Spencer Wishart was an American racing driver active during the early years of the Indianapolis 500. He raced there four times with a best finish of second in 1913, 13 1/2 minutes behind the winner, Jules Goux, the largest winning margin in the history of the race. He was killed in the Elgin National Trophy race in 1914.
Spencer Wishart was born in Philadelphia, Pennsylvania. He was an American racecar driver who always wore shirt and tie under his overalls. He was active during the early years of the Indianapolis 500, where he raced on four occasions.
In 1909 he raced a specially modified Mercedes Grand Prix car in the Vanderbilt Cup. At 19 he showed a maturity that enabled him to finish 4th in a race where many more experienced drivers got caught up in accidents.
By 1911 3.2 million paving bricks had been laid at Indy and in the first running of the 500 he qualified his gray Mercedes, the original Silver Arrow, in 11th and finished a very respectable 4th, having actually led for 5 laps. He improved his qualifying position the next year but retired after 82 laps. In August he bought a stock Mercer from an Ohio dealership and won the Columbus 200 mile race, setting four new dirt track records in the process. He then then took 3rd in the Vanderbilt Cup in October driving his Mercedes.
The following year he switched to a Mercer and was in 19th place at the start of the Indy 500, working his way into second by the finish. He has the dubious distinction of finishing second by the greatest margin in the history of the Indianapolis Motor Speedway, 13 1/2 minutes.
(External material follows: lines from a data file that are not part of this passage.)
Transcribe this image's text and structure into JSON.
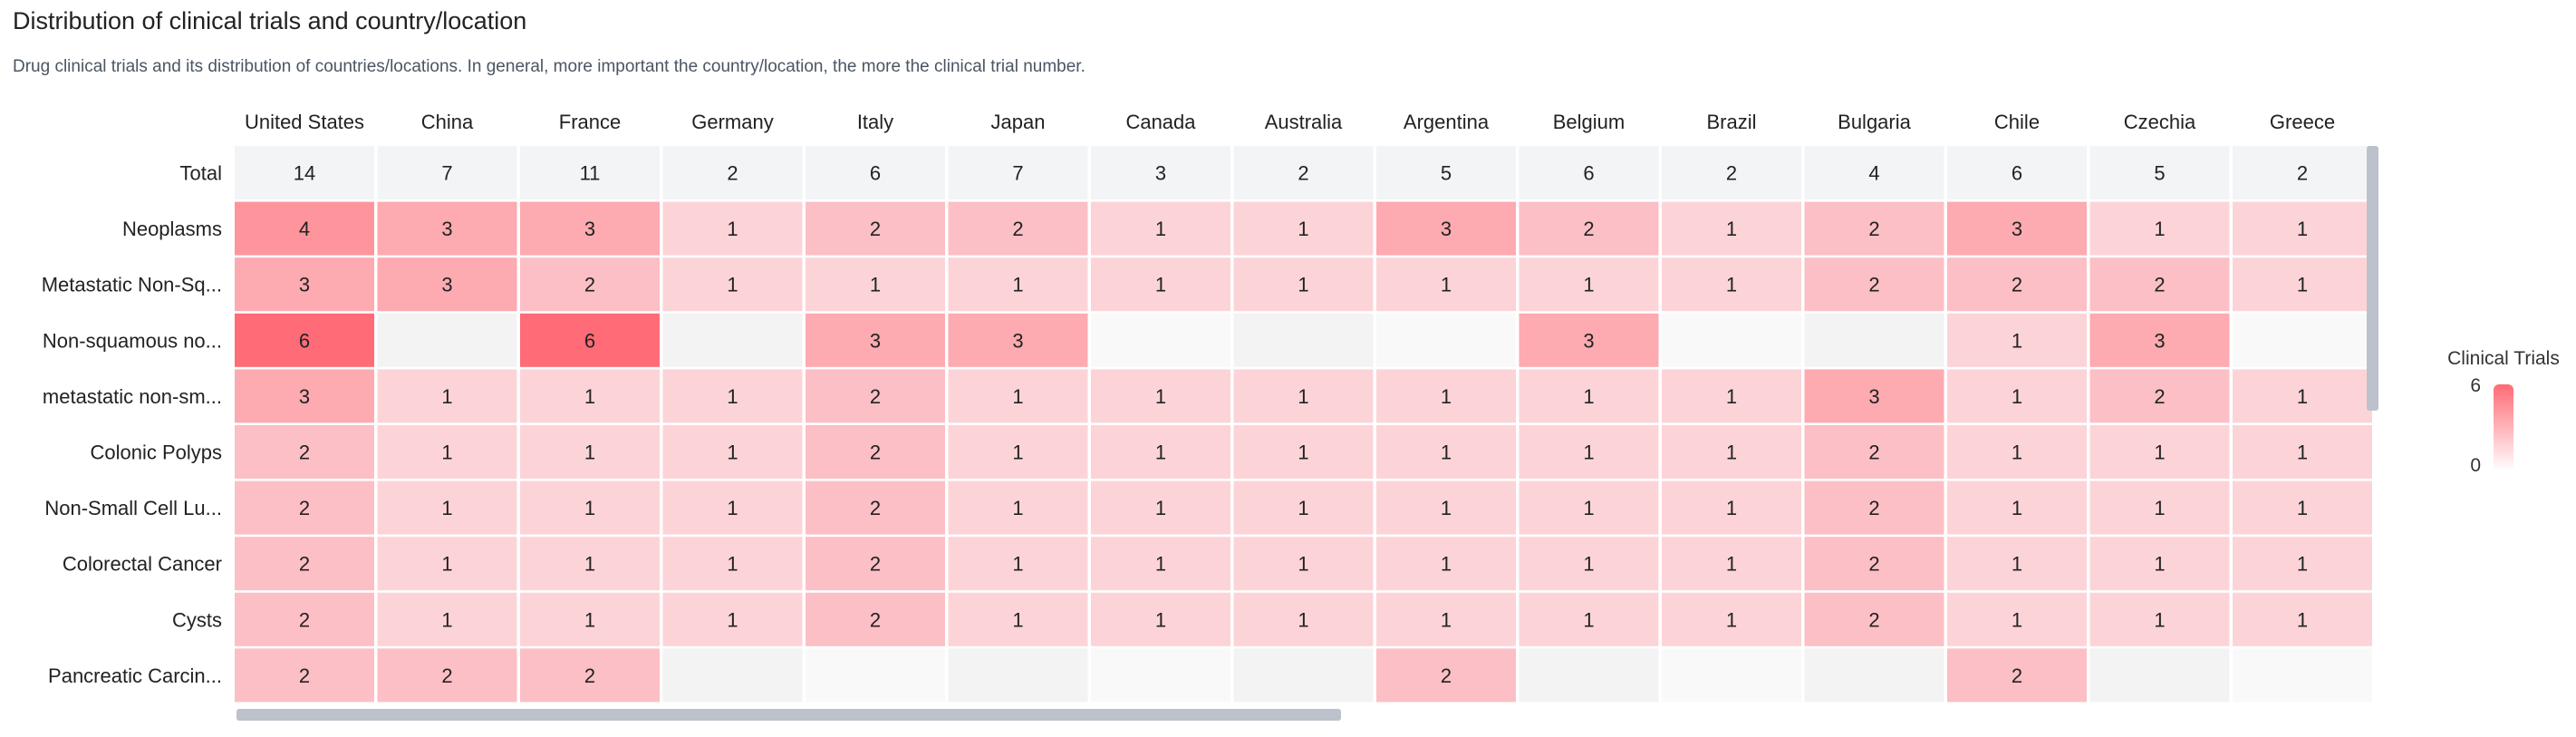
{
  "header": {
    "title": "Distribution of clinical trials and country/location",
    "subtitle": "Drug clinical trials and its distribution of countries/locations. In general, more important the country/location, the more the clinical trial number."
  },
  "chart_data": {
    "type": "heatmap",
    "columns": [
      "United States",
      "China",
      "France",
      "Germany",
      "Italy",
      "Japan",
      "Canada",
      "Australia",
      "Argentina",
      "Belgium",
      "Brazil",
      "Bulgaria",
      "Chile",
      "Czechia",
      "Greece"
    ],
    "rows": [
      "Total",
      "Neoplasms",
      "Metastatic Non-Sq...",
      "Non-squamous no...",
      "metastatic non-sm...",
      "Colonic Polyps",
      "Non-Small Cell Lu...",
      "Colorectal Cancer",
      "Cysts",
      "Pancreatic Carcin..."
    ],
    "values": [
      [
        14,
        7,
        11,
        2,
        6,
        7,
        3,
        2,
        5,
        6,
        2,
        4,
        6,
        5,
        2
      ],
      [
        4,
        3,
        3,
        1,
        2,
        2,
        1,
        1,
        3,
        2,
        1,
        2,
        3,
        1,
        1
      ],
      [
        3,
        3,
        2,
        1,
        1,
        1,
        1,
        1,
        1,
        1,
        1,
        2,
        2,
        2,
        1
      ],
      [
        6,
        null,
        6,
        null,
        3,
        3,
        null,
        null,
        null,
        3,
        null,
        null,
        1,
        3,
        null
      ],
      [
        3,
        1,
        1,
        1,
        2,
        1,
        1,
        1,
        1,
        1,
        1,
        3,
        1,
        2,
        1
      ],
      [
        2,
        1,
        1,
        1,
        2,
        1,
        1,
        1,
        1,
        1,
        1,
        2,
        1,
        1,
        1
      ],
      [
        2,
        1,
        1,
        1,
        2,
        1,
        1,
        1,
        1,
        1,
        1,
        2,
        1,
        1,
        1
      ],
      [
        2,
        1,
        1,
        1,
        2,
        1,
        1,
        1,
        1,
        1,
        1,
        2,
        1,
        1,
        1
      ],
      [
        2,
        1,
        1,
        1,
        2,
        1,
        1,
        1,
        1,
        1,
        1,
        2,
        1,
        1,
        1
      ],
      [
        2,
        2,
        2,
        null,
        null,
        null,
        null,
        null,
        2,
        null,
        null,
        null,
        2,
        null,
        null
      ]
    ],
    "color_range": [
      0,
      6
    ],
    "colors": {
      "max": "#ff6b76",
      "min": "#fbe9ec",
      "total_row": "#f3f4f6",
      "empty_a": "#f9f9f9",
      "empty_b": "#f3f3f3"
    },
    "legend": {
      "title": "Clinical Trials",
      "max_label": "6",
      "min_label": "0",
      "placement": "right"
    }
  }
}
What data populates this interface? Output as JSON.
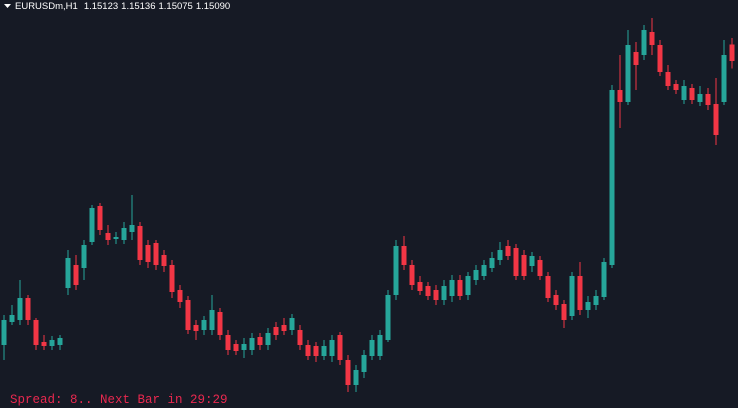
{
  "chart_data": {
    "type": "candlestick",
    "symbol": "EURUSDm,H1",
    "header_values": [
      "1.15123",
      "1.15136",
      "1.15075",
      "1.15090"
    ],
    "footer": "Spread: 8.. Next Bar in 29:29",
    "ylim": [
      1.14396,
      1.15212
    ],
    "colors": {
      "up": "#26a69a",
      "down": "#f23645"
    },
    "open": [
      1.14522,
      1.14568,
      1.14572,
      1.14616,
      1.14572,
      1.14528,
      1.1452,
      1.14522,
      1.14636,
      1.14682,
      1.14676,
      1.14728,
      1.148,
      1.14746,
      1.14734,
      1.14732,
      1.14748,
      1.1476,
      1.14722,
      1.14726,
      1.14702,
      1.14682,
      1.14632,
      1.14612,
      1.14562,
      1.14552,
      1.14552,
      1.14588,
      1.14542,
      1.14524,
      1.14512,
      1.14512,
      1.14538,
      1.14522,
      1.14558,
      1.14562,
      1.14552,
      1.14552,
      1.14522,
      1.1452,
      1.145,
      1.145,
      1.14542,
      1.14492,
      1.14442,
      1.14468,
      1.145,
      1.145,
      1.14532,
      1.14622,
      1.1472,
      1.14682,
      1.14648,
      1.1464,
      1.14632,
      1.14612,
      1.1462,
      1.14652,
      1.14622,
      1.14652,
      1.1466,
      1.14676,
      1.14692,
      1.1472,
      1.14716,
      1.14702,
      1.1468,
      1.14692,
      1.1466,
      1.14622,
      1.14604,
      1.1458,
      1.1466,
      1.14592,
      1.14602,
      1.14618,
      1.14682,
      1.15032,
      1.15008,
      1.15108,
      1.15102,
      1.15148,
      1.15122,
      1.15068,
      1.15044,
      1.15012,
      1.15036,
      1.15008,
      1.15024,
      1.15004,
      1.15008,
      1.15123
    ],
    "high": [
      1.14582,
      1.14602,
      1.14652,
      1.14622,
      1.14576,
      1.14542,
      1.1454,
      1.14542,
      1.14712,
      1.14702,
      1.14732,
      1.14802,
      1.14806,
      1.14762,
      1.14748,
      1.14768,
      1.14822,
      1.14768,
      1.14732,
      1.14732,
      1.14712,
      1.14692,
      1.14642,
      1.1462,
      1.14572,
      1.1458,
      1.14622,
      1.14596,
      1.14552,
      1.14532,
      1.14536,
      1.14546,
      1.14546,
      1.14556,
      1.14568,
      1.14576,
      1.14584,
      1.14562,
      1.14532,
      1.14528,
      1.14532,
      1.14542,
      1.14548,
      1.14502,
      1.14482,
      1.14512,
      1.14542,
      1.14552,
      1.14632,
      1.14732,
      1.1474,
      1.14692,
      1.1466,
      1.14648,
      1.14642,
      1.14652,
      1.14662,
      1.14662,
      1.14668,
      1.14682,
      1.14692,
      1.14708,
      1.14728,
      1.14732,
      1.14724,
      1.14712,
      1.14708,
      1.147,
      1.14668,
      1.14632,
      1.14612,
      1.14668,
      1.14688,
      1.1462,
      1.14632,
      1.14696,
      1.15042,
      1.15102,
      1.15152,
      1.15128,
      1.15162,
      1.15176,
      1.15132,
      1.15082,
      1.15052,
      1.15052,
      1.15044,
      1.1504,
      1.15036,
      1.15056,
      1.15132,
      1.15136
    ],
    "low": [
      1.14492,
      1.14562,
      1.14562,
      1.14562,
      1.14512,
      1.14512,
      1.14512,
      1.14512,
      1.14622,
      1.14632,
      1.14652,
      1.14722,
      1.14742,
      1.14722,
      1.14724,
      1.14724,
      1.14732,
      1.14682,
      1.14676,
      1.14672,
      1.14668,
      1.14616,
      1.14596,
      1.14544,
      1.14532,
      1.14542,
      1.14542,
      1.14532,
      1.14502,
      1.14502,
      1.14496,
      1.14502,
      1.14512,
      1.14512,
      1.14532,
      1.14542,
      1.14542,
      1.14512,
      1.14492,
      1.14488,
      1.14492,
      1.14488,
      1.14482,
      1.14428,
      1.14428,
      1.14456,
      1.14492,
      1.14492,
      1.14528,
      1.14612,
      1.14672,
      1.14632,
      1.14622,
      1.14612,
      1.14602,
      1.14602,
      1.14608,
      1.14612,
      1.14612,
      1.14642,
      1.14652,
      1.14668,
      1.14682,
      1.14692,
      1.14652,
      1.14652,
      1.14668,
      1.14652,
      1.14608,
      1.14592,
      1.14556,
      1.14572,
      1.14582,
      1.14576,
      1.14592,
      1.14612,
      1.14676,
      1.14956,
      1.15002,
      1.15032,
      1.15092,
      1.15102,
      1.1506,
      1.15032,
      1.15024,
      1.15004,
      1.15004,
      1.15,
      1.14992,
      1.14922,
      1.15002,
      1.15075
    ],
    "close": [
      1.14572,
      1.14582,
      1.14616,
      1.14572,
      1.14522,
      1.1452,
      1.14532,
      1.14536,
      1.14696,
      1.14642,
      1.14722,
      1.14796,
      1.14752,
      1.14732,
      1.14738,
      1.14756,
      1.14762,
      1.14692,
      1.14688,
      1.14682,
      1.1468,
      1.14628,
      1.14608,
      1.14552,
      1.1455,
      1.14572,
      1.14592,
      1.14542,
      1.14512,
      1.1451,
      1.14524,
      1.14536,
      1.14522,
      1.14546,
      1.14542,
      1.1455,
      1.14576,
      1.14522,
      1.145,
      1.145,
      1.1452,
      1.14532,
      1.14492,
      1.14442,
      1.14472,
      1.14502,
      1.14532,
      1.14542,
      1.14622,
      1.1472,
      1.14682,
      1.14642,
      1.1463,
      1.1462,
      1.14612,
      1.1464,
      1.14652,
      1.1462,
      1.1466,
      1.14672,
      1.14682,
      1.14696,
      1.14712,
      1.147,
      1.1466,
      1.1466,
      1.147,
      1.1466,
      1.14616,
      1.14602,
      1.14572,
      1.1466,
      1.14592,
      1.14608,
      1.1462,
      1.14688,
      1.15032,
      1.15008,
      1.15122,
      1.15082,
      1.15152,
      1.15122,
      1.15068,
      1.1504,
      1.15032,
      1.1504,
      1.15012,
      1.15024,
      1.15002,
      1.14942,
      1.15102,
      1.1509
    ]
  }
}
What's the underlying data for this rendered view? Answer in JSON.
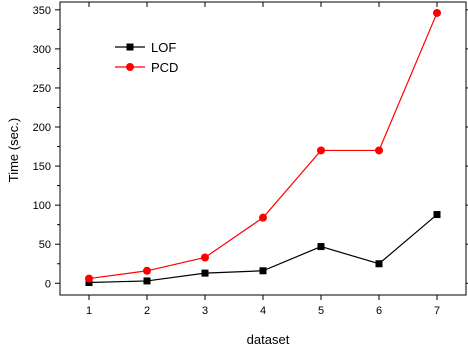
{
  "chart_data": {
    "type": "line",
    "xlabel": "dataset",
    "ylabel": "Time (sec.)",
    "x": [
      1,
      2,
      3,
      4,
      5,
      6,
      7
    ],
    "xlim": [
      0.5,
      7.5
    ],
    "ylim": [
      -15,
      360
    ],
    "yticks": [
      0,
      50,
      100,
      150,
      200,
      250,
      300,
      350
    ],
    "minor_ytick_step": 25,
    "grid": false,
    "legend_position": "top-left",
    "series": [
      {
        "name": "LOF",
        "values": [
          1,
          3,
          13,
          16,
          47,
          25,
          88
        ],
        "color": "#000000",
        "marker": "square"
      },
      {
        "name": "PCD",
        "values": [
          6,
          16,
          33,
          84,
          170,
          170,
          346
        ],
        "color": "#ff0000",
        "marker": "circle"
      }
    ]
  }
}
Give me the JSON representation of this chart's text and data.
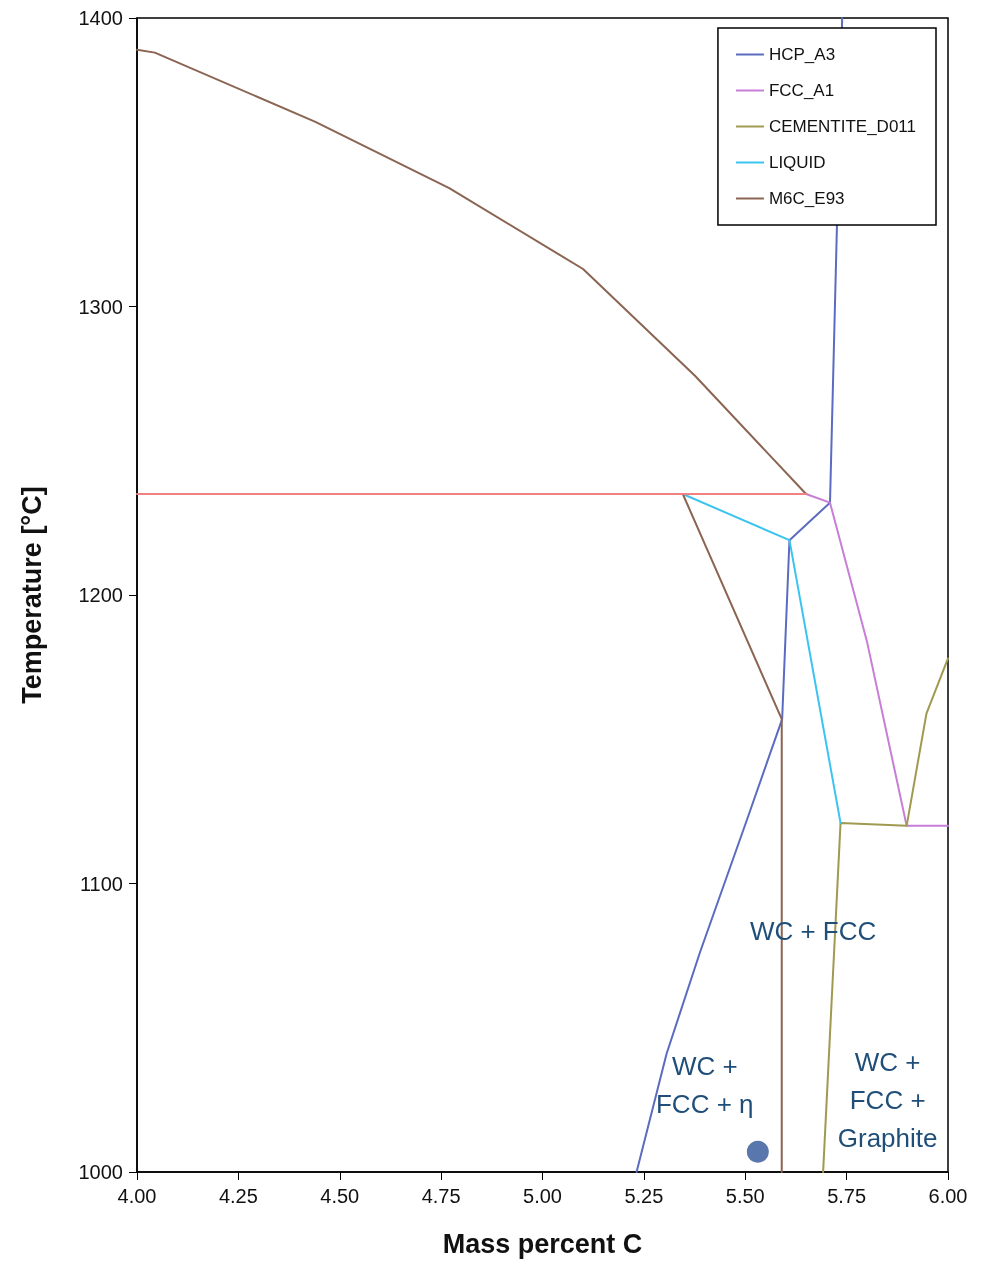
{
  "chart_data": {
    "type": "line",
    "xlabel": "Mass percent C",
    "ylabel": "Temperature [°C]",
    "xlim": [
      4.0,
      6.0
    ],
    "xticks": [
      {
        "value": 4.0,
        "label": "4.00"
      },
      {
        "value": 4.25,
        "label": "4.25"
      },
      {
        "value": 4.5,
        "label": "4.50"
      },
      {
        "value": 4.75,
        "label": "4.75"
      },
      {
        "value": 5.0,
        "label": "5.00"
      },
      {
        "value": 5.25,
        "label": "5.25"
      },
      {
        "value": 5.5,
        "label": "5.50"
      },
      {
        "value": 5.75,
        "label": "5.75"
      },
      {
        "value": 6.0,
        "label": "6.00"
      }
    ],
    "ylim": [
      1000,
      1400
    ],
    "yticks": [
      1000,
      1100,
      1200,
      1300,
      1400
    ],
    "grid": false,
    "legend": "top right",
    "marker": "none",
    "line_style": "solid",
    "series": [
      {
        "name": "HCP_A3",
        "color": "#5b6bbf",
        "x": [
          5.739,
          5.709,
          5.609,
          5.591,
          5.504,
          5.388,
          5.306,
          5.232
        ],
        "values": [
          1400,
          1232,
          1219,
          1157,
          1122,
          1076,
          1041,
          1000
        ]
      },
      {
        "name": "FCC_A1",
        "color": "#c77ed6",
        "x": [
          5.65,
          5.709,
          5.8,
          5.898,
          6.0
        ],
        "values": [
          1235,
          1232,
          1184,
          1120,
          1120
        ]
      },
      {
        "name": "CEMENTITE_D011",
        "color": "#a09a50",
        "x": [
          6.0,
          5.947,
          5.898,
          5.735,
          5.692
        ],
        "values": [
          1178,
          1159,
          1120,
          1121,
          1000
        ]
      },
      {
        "name": "LIQUID",
        "color": "#3cc4f0",
        "x": [
          5.346,
          5.609,
          5.735
        ],
        "values": [
          1235,
          1219,
          1121
        ]
      },
      {
        "name": "M6C_E93",
        "color": "#8b6452",
        "x": [
          4.0,
          4.044,
          4.44,
          4.77,
          5.1,
          5.376,
          5.65,
          null,
          5.346,
          5.59,
          5.59
        ],
        "values": [
          1389,
          1388,
          1364,
          1341,
          1313,
          1276,
          1235,
          null,
          1235,
          1157,
          1000
        ]
      },
      {
        "color": "#f28080",
        "x": [
          4.0,
          5.65
        ],
        "values": [
          1235,
          1235
        ]
      },
      {
        "type": "scatter",
        "marker": "circle",
        "color": "#2f5597",
        "x": [
          5.531
        ],
        "values": [
          1007
        ]
      }
    ],
    "annotations": [
      "WC + FCC",
      "WC +\nFCC + η",
      "WC +\nFCC +\nGraphite"
    ]
  }
}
He then did well at the races in Elgin in August, finishing 3rd in the Elgin National Trophy. He finished the year with another 3rd in the Brighton Beach 100 mile race in November.
In February 1914 he raced in the Vanderbilt Cup. He led the first lap in his Mercer but then went out with a broken water line. Next up came the Indy 500. He only managed to get onto the grid in 25th place and he went out after 122 laps with a broken cam gear. A second at Sioux City was followed by two days of racing at Elgin for the Chicago Auto Club Trophy on the 21st and the Elgin National Trophy on the 22nd.
He took the lead in the Chicago Auto Club Trophy on the second lap and held until lap 25 when he was passed by Gil Anderson. However all was not well and he retired two laps later with a fuel leak.
The next day, in the Elgin National Trophy a AAA national championship race, Wishart was leading again when, on lap 14, his Mercer clipped another Mercer that he was lapping. He went into a ditch and took off, clearing a row of spectators before slamming into a tree. The car did hit one spectator leaving a tire mark on his shirt but amazingly no injuries. Both Wishart and Jack Jenter, his riding mechanic were killed. The accident took place at the northern end of the track now known as Highland Avenue.